= Junior Braithwaite =

Jamaican musician

Franklin Delano Alexander "Junior" Braithwaite (4 April 1949 – 2 June 1999) was a reggae musician from Kingston, Jamaica and the youngest member of the vocal group, The Wailing Wailers.

==Early career==
The Wailing Wailers was a vocal group Bob Marley, Bunny Wailer and Peter Tosh started in 1963, together with Braithwaite, when ska music had become popular in Jamaica. Soon after Beverly Kelso and Cherry Smith joined the group as backing vocalists.

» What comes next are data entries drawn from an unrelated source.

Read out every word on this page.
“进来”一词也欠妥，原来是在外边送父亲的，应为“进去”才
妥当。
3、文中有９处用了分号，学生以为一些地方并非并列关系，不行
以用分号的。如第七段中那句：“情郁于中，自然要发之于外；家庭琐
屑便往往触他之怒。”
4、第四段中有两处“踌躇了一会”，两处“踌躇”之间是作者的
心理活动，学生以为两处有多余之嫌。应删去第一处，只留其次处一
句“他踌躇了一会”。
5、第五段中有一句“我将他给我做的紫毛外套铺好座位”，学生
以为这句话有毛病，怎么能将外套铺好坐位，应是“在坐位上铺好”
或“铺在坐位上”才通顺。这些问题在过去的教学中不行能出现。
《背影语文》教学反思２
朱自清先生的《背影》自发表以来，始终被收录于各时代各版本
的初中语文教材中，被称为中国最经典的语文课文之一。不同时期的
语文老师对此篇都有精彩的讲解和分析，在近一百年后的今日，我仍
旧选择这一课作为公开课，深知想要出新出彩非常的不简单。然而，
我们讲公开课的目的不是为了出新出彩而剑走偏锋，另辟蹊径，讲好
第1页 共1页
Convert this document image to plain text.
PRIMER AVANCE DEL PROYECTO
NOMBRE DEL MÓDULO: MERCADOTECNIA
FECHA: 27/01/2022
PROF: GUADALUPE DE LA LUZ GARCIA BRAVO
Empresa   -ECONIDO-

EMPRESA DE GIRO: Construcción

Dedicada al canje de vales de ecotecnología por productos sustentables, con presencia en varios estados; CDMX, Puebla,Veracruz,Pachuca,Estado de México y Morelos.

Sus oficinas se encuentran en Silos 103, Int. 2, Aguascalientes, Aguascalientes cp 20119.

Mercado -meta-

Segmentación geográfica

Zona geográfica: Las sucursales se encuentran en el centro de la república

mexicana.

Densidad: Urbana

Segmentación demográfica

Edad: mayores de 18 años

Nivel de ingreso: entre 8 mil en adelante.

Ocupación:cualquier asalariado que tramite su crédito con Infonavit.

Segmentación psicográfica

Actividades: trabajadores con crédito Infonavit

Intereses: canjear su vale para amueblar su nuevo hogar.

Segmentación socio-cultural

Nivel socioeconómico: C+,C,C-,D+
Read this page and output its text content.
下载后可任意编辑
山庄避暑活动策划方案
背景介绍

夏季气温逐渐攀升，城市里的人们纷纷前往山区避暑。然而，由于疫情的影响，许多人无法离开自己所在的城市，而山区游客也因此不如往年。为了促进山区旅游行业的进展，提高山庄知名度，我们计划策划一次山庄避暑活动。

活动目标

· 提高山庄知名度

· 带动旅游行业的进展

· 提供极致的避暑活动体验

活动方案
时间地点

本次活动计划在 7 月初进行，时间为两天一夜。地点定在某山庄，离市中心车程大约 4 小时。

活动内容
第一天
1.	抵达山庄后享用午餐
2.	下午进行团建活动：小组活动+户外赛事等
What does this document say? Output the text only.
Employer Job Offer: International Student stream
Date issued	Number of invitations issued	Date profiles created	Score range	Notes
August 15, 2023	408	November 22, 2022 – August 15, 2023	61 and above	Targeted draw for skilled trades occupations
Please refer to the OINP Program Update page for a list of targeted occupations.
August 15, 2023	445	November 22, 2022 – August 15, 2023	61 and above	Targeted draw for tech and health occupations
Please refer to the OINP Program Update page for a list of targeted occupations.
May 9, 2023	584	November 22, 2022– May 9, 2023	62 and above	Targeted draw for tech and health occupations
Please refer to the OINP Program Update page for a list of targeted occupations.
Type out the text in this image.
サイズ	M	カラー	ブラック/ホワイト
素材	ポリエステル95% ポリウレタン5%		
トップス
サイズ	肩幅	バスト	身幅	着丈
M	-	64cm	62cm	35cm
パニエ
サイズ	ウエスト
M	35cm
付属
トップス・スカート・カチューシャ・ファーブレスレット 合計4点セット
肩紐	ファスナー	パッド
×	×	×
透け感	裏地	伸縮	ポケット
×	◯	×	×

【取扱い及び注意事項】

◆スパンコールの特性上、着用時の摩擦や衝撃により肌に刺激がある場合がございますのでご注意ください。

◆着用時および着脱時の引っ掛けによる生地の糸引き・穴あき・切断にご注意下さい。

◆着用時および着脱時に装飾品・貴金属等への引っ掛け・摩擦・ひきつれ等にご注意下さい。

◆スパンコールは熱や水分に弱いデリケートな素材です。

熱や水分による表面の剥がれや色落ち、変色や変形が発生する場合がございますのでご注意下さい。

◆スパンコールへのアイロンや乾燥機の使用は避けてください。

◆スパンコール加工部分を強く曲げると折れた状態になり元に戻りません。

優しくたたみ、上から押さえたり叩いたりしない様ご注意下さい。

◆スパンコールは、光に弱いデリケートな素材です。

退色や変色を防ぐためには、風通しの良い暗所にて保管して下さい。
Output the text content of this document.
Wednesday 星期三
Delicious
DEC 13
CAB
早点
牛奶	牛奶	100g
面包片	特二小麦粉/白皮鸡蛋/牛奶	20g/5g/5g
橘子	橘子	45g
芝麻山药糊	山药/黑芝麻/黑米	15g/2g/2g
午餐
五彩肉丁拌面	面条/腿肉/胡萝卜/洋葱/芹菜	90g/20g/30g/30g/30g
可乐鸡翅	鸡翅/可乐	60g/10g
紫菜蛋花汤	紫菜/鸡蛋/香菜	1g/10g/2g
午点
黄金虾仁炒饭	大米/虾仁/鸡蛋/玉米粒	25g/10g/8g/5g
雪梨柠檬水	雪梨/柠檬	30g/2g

Braithwaite was with The Wailers for eight months and sang lead on such songs as "Habits", "Straight and Narrow Way", "Don't Ever Leave Me", and "It Hurts To Be Alone". He had the best voice in The Wailers, according to Studio One's Coxsone Dodd, who discovered the band's talent. Bob Marley later commented: "Junior used to sing high. It's just nowadays that I'm beginning to realize that he sounded like one of the Jackson Five. When he left we had to look for a sound that Bunny, Peter and me could manage."

==Later years==
Braithwaite left the band in 1964 and moved to the United States with hopes of pursuing a medical career. He lived primarily in Chicago and southern Wisconsin for the next 20 years, and returned to Jamaica in 1984 to work with Bunny Wailer on a Wailers' reunion project. With the murder of Peter Tosh in September 1987, plans for world tours with a reunited Wailers never materialized.

==Death==
Braithwaite and fellow musician Chaka/ Lawrence Scott were shot dead in Scott's home in Kingston on 20 June 1999.